On his part, Sanwo-Olu said: “What are the lessons that we have learned with the Covid-19? Looking at all the things that Covid-19 has cost us, how are we preparing ourselves?
“The truth be told the structure of our governance system needs to change particularly the cost of governance. We need to speak up and ask ourselves are we ready to change.”
“When it gets to the election it is the same set of people that will come up and people don’t come out to vote and we end up having 20 percent out of 100 percent that will elect those that will govern. So, the change has to be about all of us. That is how the real change that will help us will come,” he added.
Emefiele Says CBN Will Resist All Attempts to Continue Maize Importation
The Central Bank of Nigeria (CBN) has vowed to resist all attempts to continue the importation of maize into the country.
Godwin Emefiele, the governor, CBN, in a statement titled ‘Emefiele woos youths to embrace agriculture’, said: “the CBN would resist attempts by those who seek to continually import maize into the country.”
Emefiele, who spoke in Katsina during the unveiling of the first maize pyramid and inauguration of the 2021 maize wet season farming under the CBN-Maize Association of Nigeria Anchor Borrowers’ Programme, said maize farmers in the country had what it takes to meet the maize demand gap of over 4.5 million metric tonnes in the country.

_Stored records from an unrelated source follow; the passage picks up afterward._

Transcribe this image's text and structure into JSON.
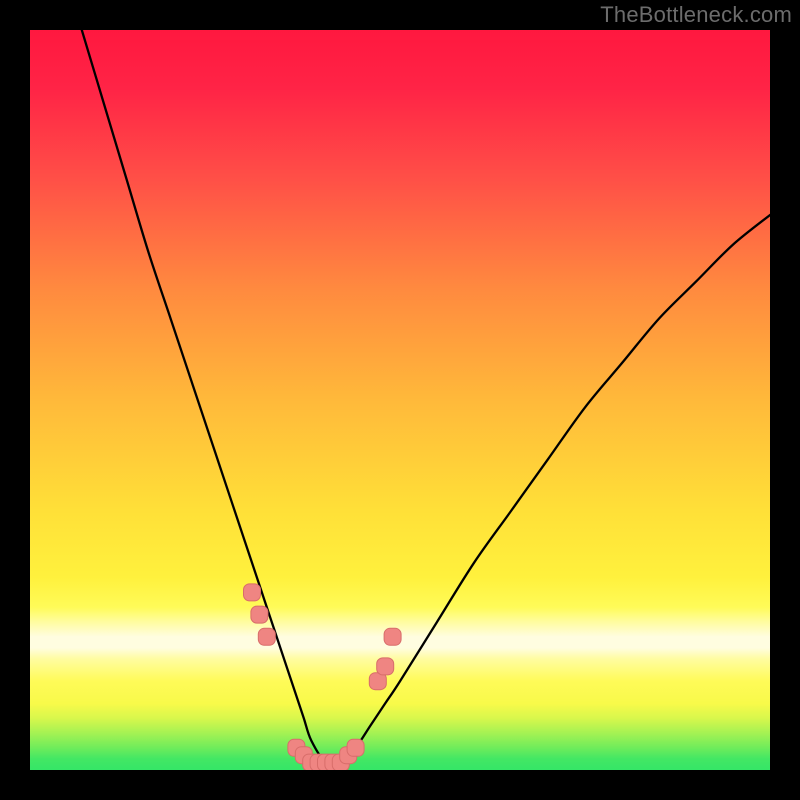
{
  "watermark": "TheBottleneck.com",
  "colors": {
    "frame": "#000000",
    "curve": "#000000",
    "marker_fill": "#ef8582",
    "marker_stroke": "#d86d6a",
    "greenBand": "#37e666",
    "yellowBand": "#fff59a"
  },
  "chart_data": {
    "type": "line",
    "title": "",
    "xlabel": "",
    "ylabel": "",
    "xlim": [
      0,
      100
    ],
    "ylim": [
      0,
      100
    ],
    "grid": false,
    "legend": false,
    "series": [
      {
        "name": "bottleneck-curve",
        "x": [
          7,
          10,
          13,
          16,
          19,
          22,
          24,
          26,
          28,
          30,
          32,
          34,
          36,
          37,
          38,
          40,
          42,
          44,
          46,
          48,
          50,
          55,
          60,
          65,
          70,
          75,
          80,
          85,
          90,
          95,
          100
        ],
        "values": [
          100,
          90,
          80,
          70,
          61,
          52,
          46,
          40,
          34,
          28,
          22,
          16,
          10,
          7,
          4,
          1,
          1,
          3,
          6,
          9,
          12,
          20,
          28,
          35,
          42,
          49,
          55,
          61,
          66,
          71,
          75
        ]
      }
    ],
    "markers": [
      {
        "x": 30,
        "y": 24
      },
      {
        "x": 31,
        "y": 21
      },
      {
        "x": 32,
        "y": 18
      },
      {
        "x": 36,
        "y": 3
      },
      {
        "x": 37,
        "y": 2
      },
      {
        "x": 38,
        "y": 1
      },
      {
        "x": 39,
        "y": 1
      },
      {
        "x": 40,
        "y": 1
      },
      {
        "x": 41,
        "y": 1
      },
      {
        "x": 42,
        "y": 1
      },
      {
        "x": 43,
        "y": 2
      },
      {
        "x": 44,
        "y": 3
      },
      {
        "x": 47,
        "y": 12
      },
      {
        "x": 48,
        "y": 14
      },
      {
        "x": 49,
        "y": 18
      }
    ],
    "annotations": []
  }
}
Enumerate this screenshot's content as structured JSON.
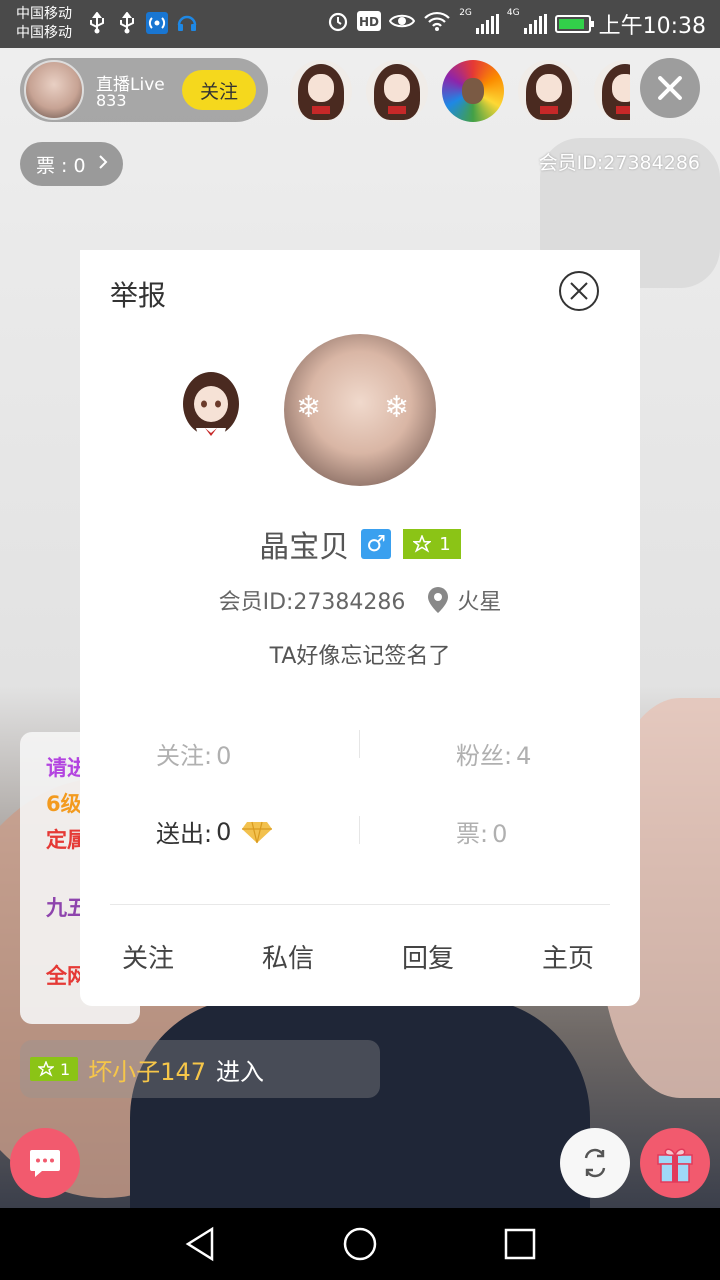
{
  "status_bar": {
    "carrier_1": "中国移动",
    "carrier_2": "中国移动",
    "net_2g": "2G",
    "net_4g": "4G",
    "hd": "HD",
    "time": "上午10:38",
    "battery_level": 0.9,
    "icons": [
      "usb-icon",
      "usb-icon",
      "hotspot-icon",
      "headset-icon",
      "alarm-icon",
      "hd-icon",
      "eye-icon",
      "wifi-icon",
      "signal-icon",
      "signal-icon",
      "battery-icon"
    ]
  },
  "live_header": {
    "anchor_name": "直播Live",
    "anchor_count": "833",
    "follow_label": "关注",
    "ticket_label": "票 : 0",
    "member_id": "会员ID:27384286"
  },
  "viewers": [
    "anime-girl",
    "anime-girl",
    "rainbow-afro",
    "anime-girl",
    "anime-girl"
  ],
  "profile_card": {
    "report_label": "举报",
    "nickname": "晶宝贝",
    "gender_symbol": "♂",
    "level": "1",
    "member_id": "会员ID:27384286",
    "location": "火星",
    "signature": "TA好像忘记签名了",
    "stats": {
      "following_label": "关注:",
      "following_value": "0",
      "fans_label": "粉丝:",
      "fans_value": "4",
      "sent_label": "送出:",
      "sent_value": "0",
      "tickets_label": "票:",
      "tickets_value": "0"
    },
    "actions": {
      "follow": "关注",
      "message": "私信",
      "reply": "回复",
      "homepage": "主页"
    }
  },
  "chat": {
    "partial_lines": [
      "请进",
      "6级",
      "定属",
      "九五",
      "全网"
    ],
    "entry_level": "1",
    "entry_user": "坏小子147",
    "entry_action": "进入"
  },
  "colors": {
    "follow_yellow": "#f5d81d",
    "level_green": "#8bc416",
    "gender_blue": "#3aa0ef",
    "button_pink": "#f25a6e",
    "entry_gold": "#f6c649"
  }
}
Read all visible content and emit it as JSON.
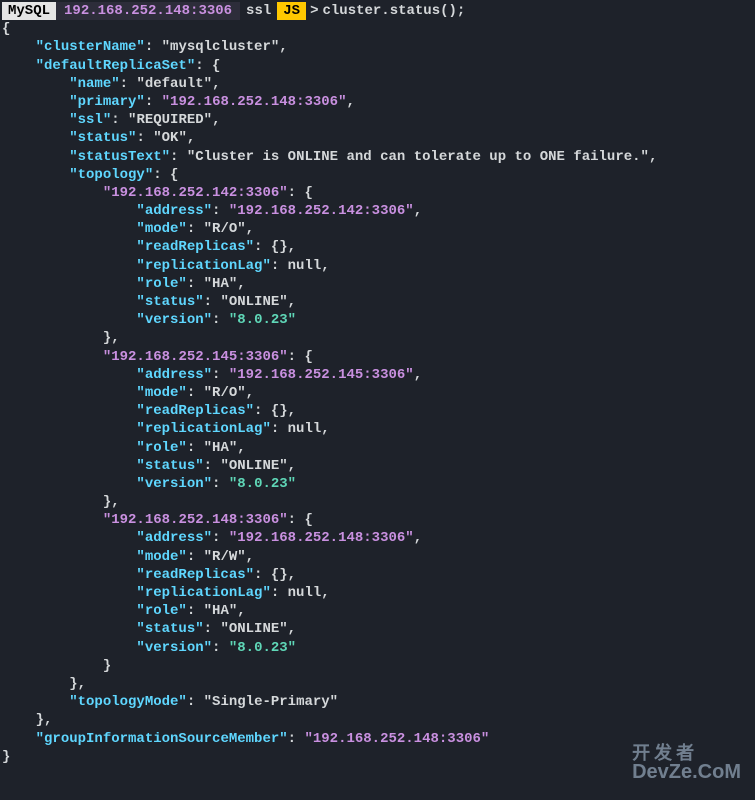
{
  "prompt": {
    "mysql": "MySQL",
    "host": "192.168.252.148:3306",
    "ssl": "ssl",
    "js": "JS",
    "arrow": ">",
    "command": "cluster.status();"
  },
  "json": {
    "clusterName_key": "\"clusterName\"",
    "clusterName_val": "\"mysqlcluster\"",
    "defaultReplicaSet_key": "\"defaultReplicaSet\"",
    "name_key": "\"name\"",
    "name_val": "\"default\"",
    "primary_key": "\"primary\"",
    "primary_val": "\"192.168.252.148:3306\"",
    "ssl_key": "\"ssl\"",
    "ssl_val": "\"REQUIRED\"",
    "status_key": "\"status\"",
    "status_val": "\"OK\"",
    "statusText_key": "\"statusText\"",
    "statusText_val": "\"Cluster is ONLINE and can tolerate up to ONE failure.\"",
    "topology_key": "\"topology\"",
    "node1_key": "\"192.168.252.142:3306\"",
    "node2_key": "\"192.168.252.145:3306\"",
    "node3_key": "\"192.168.252.148:3306\"",
    "address_key": "\"address\"",
    "node1_address": "\"192.168.252.142:3306\"",
    "node2_address": "\"192.168.252.145:3306\"",
    "node3_address": "\"192.168.252.148:3306\"",
    "mode_key": "\"mode\"",
    "mode_ro": "\"R/O\"",
    "mode_rw": "\"R/W\"",
    "readReplicas_key": "\"readReplicas\"",
    "replicationLag_key": "\"replicationLag\"",
    "null_val": "null",
    "role_key": "\"role\"",
    "role_val": "\"HA\"",
    "status_online": "\"ONLINE\"",
    "version_key": "\"version\"",
    "version_val": "\"8.0.23\"",
    "topologyMode_key": "\"topologyMode\"",
    "topologyMode_val": "\"Single-Primary\"",
    "groupInfo_key": "\"groupInformationSourceMember\"",
    "groupInfo_val": "\"192.168.252.148:3306\""
  },
  "watermark": {
    "line1": "开发者",
    "line2": "DevZe.CoM"
  }
}
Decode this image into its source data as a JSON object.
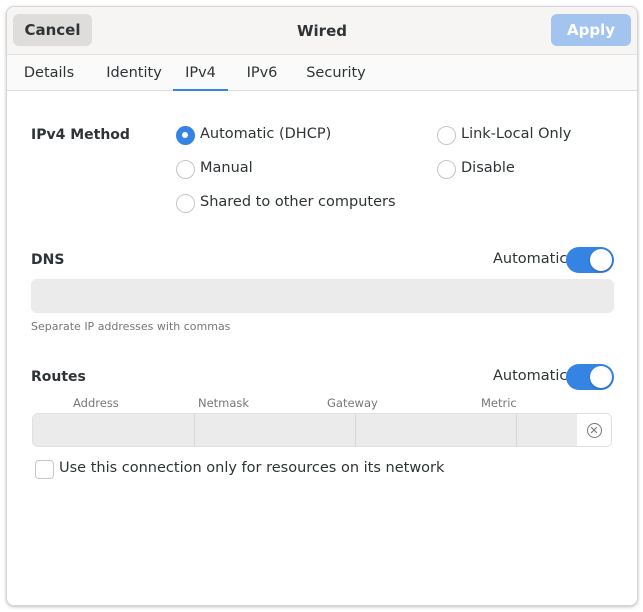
{
  "header": {
    "title": "Wired",
    "cancel_label": "Cancel",
    "apply_label": "Apply"
  },
  "tabs": [
    {
      "label": "Details"
    },
    {
      "label": "Identity"
    },
    {
      "label": "IPv4"
    },
    {
      "label": "IPv6"
    },
    {
      "label": "Security"
    }
  ],
  "active_tab": "IPv4",
  "method": {
    "label": "IPv4 Method",
    "selected": "Automatic (DHCP)",
    "options": [
      {
        "label": "Automatic (DHCP)"
      },
      {
        "label": "Link-Local Only"
      },
      {
        "label": "Manual"
      },
      {
        "label": "Disable"
      },
      {
        "label": "Shared to other computers"
      }
    ]
  },
  "dns": {
    "label": "DNS",
    "automatic_label": "Automatic",
    "automatic_on": true,
    "value": "",
    "hint": "Separate IP addresses with commas"
  },
  "routes": {
    "label": "Routes",
    "automatic_label": "Automatic",
    "automatic_on": true,
    "columns": [
      "Address",
      "Netmask",
      "Gateway",
      "Metric"
    ],
    "row": {
      "address": "",
      "netmask": "",
      "gateway": "",
      "metric": ""
    }
  },
  "only_resources": {
    "label": "Use this connection only for resources on its network",
    "checked": false
  },
  "colors": {
    "accent": "#3584e4",
    "apply_disabled": "#a2c4ee"
  }
}
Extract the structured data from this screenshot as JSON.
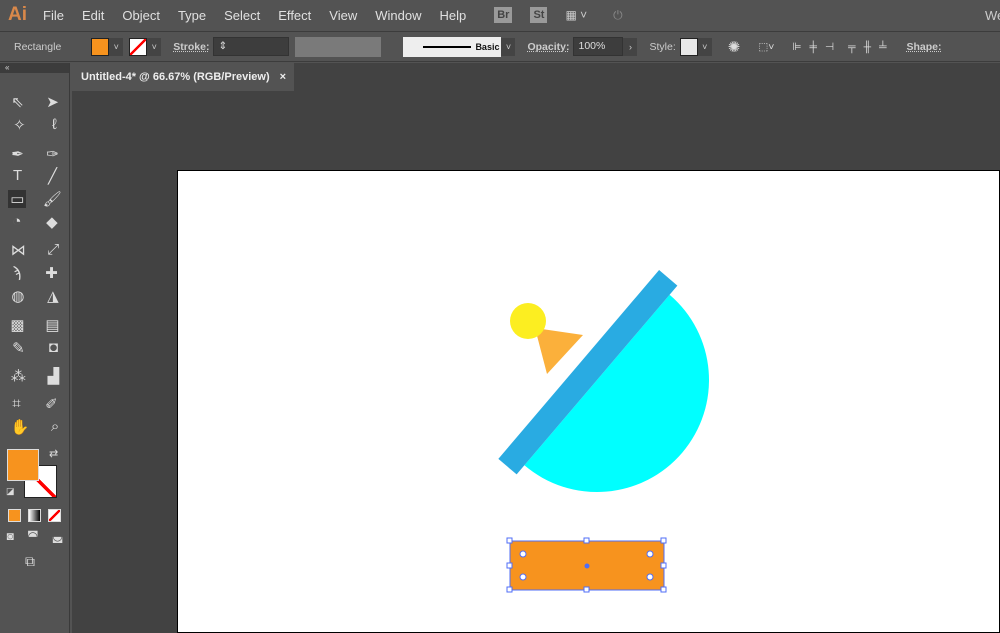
{
  "app": {
    "logo": "Ai",
    "menus": [
      "File",
      "Edit",
      "Object",
      "Type",
      "Select",
      "Effect",
      "View",
      "Window",
      "Help"
    ],
    "bridge": "Br",
    "stock": "St",
    "workspace": "We"
  },
  "control": {
    "tool": "Rectangle",
    "fill_color": "#F7931E",
    "stroke_label": "Stroke:",
    "brush": "Basic",
    "opacity_label": "Opacity:",
    "opacity": "100%",
    "style_label": "Style:",
    "shape_label": "Shape:"
  },
  "document": {
    "tab": "Untitled-4* @ 66.67% (RGB/Preview)",
    "close": "×"
  },
  "colors": {
    "blue": "#29ABE2",
    "cyan": "#00FFFF",
    "yellow": "#FCEE21",
    "light_orange": "#FBB03B",
    "orange": "#F7931E",
    "selection": "#4F6EF7"
  },
  "tools": [
    "selection",
    "direct-selection",
    "magic-wand",
    "lasso",
    "pen",
    "curvature",
    "type",
    "line",
    "rectangle",
    "paintbrush",
    "shaper",
    "eraser",
    "reflect",
    "scale",
    "warp",
    "pin",
    "shape-builder",
    "perspective",
    "mesh",
    "gradient",
    "eyedropper",
    "blend",
    "symbol-sprayer",
    "graph",
    "artboard",
    "slice",
    "hand",
    "zoom"
  ]
}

“With over 50,000 bags of maize available on this ground, and others aggregated across the country, maize farmers are sending a resounding message that we can grow enough maize to meet the country’s demand,” Emefiele said.
He explained that the maize unveiled at the ceremony would be sold to reputable feed processors.
He added that this would in turn impact positively on current poultry feed prices, as over 60 per cent of maize produced in the country were used for producing poultry feed.
Nigeria’s Spending Structure Unsustainable, Budget Head Says
Nigeria’s current trend of spending more money on running the government than on building new infrastructure is unsustainable, the country’s top budget oversight official said.
Low revenue collection and high recurrent costs have resulted in actual capital expenditure below two trillion naira ($4.88 billion) a year for a decade, Ben Akabueze, director-general of the Budget Office, said Tuesday in a virtual presentation.
“Hence, the investments required to bridge the infrastructure gap are way beyond the means available to the government,” Akabueze said. Recurrent spending, allocated towards salaries and running costs, has accounted for more than 75% of the public budget every year since 2011, he said.
Africa’s largest economy requires at least $3 trillion of spending over the next 30 years to close its infrastructure gap, Moody’s Investors Service said in November. The country’s tax revenue as a proportion of gross domestic product is one of the lowest globally, according to the International Monetary Fund.
“Huge recurrent expenditure has constrained the provision of good roads, steady power supply, health care services, quality education and quality shelter,” Akabueze said.
Nigeria should amend its constitution to create six regions to replace the existing 36 states, which each have their own governments, Akabueze said. The country also needs to reduce the number of cabinet ministers to a maximum of 24 from more than 40 and cut federal ministries to fewer than 20 from the current 27, he said.
“No country can develop where a large part of its earnings is spent on administrative structures rather than on capital investment,” Akabueze said.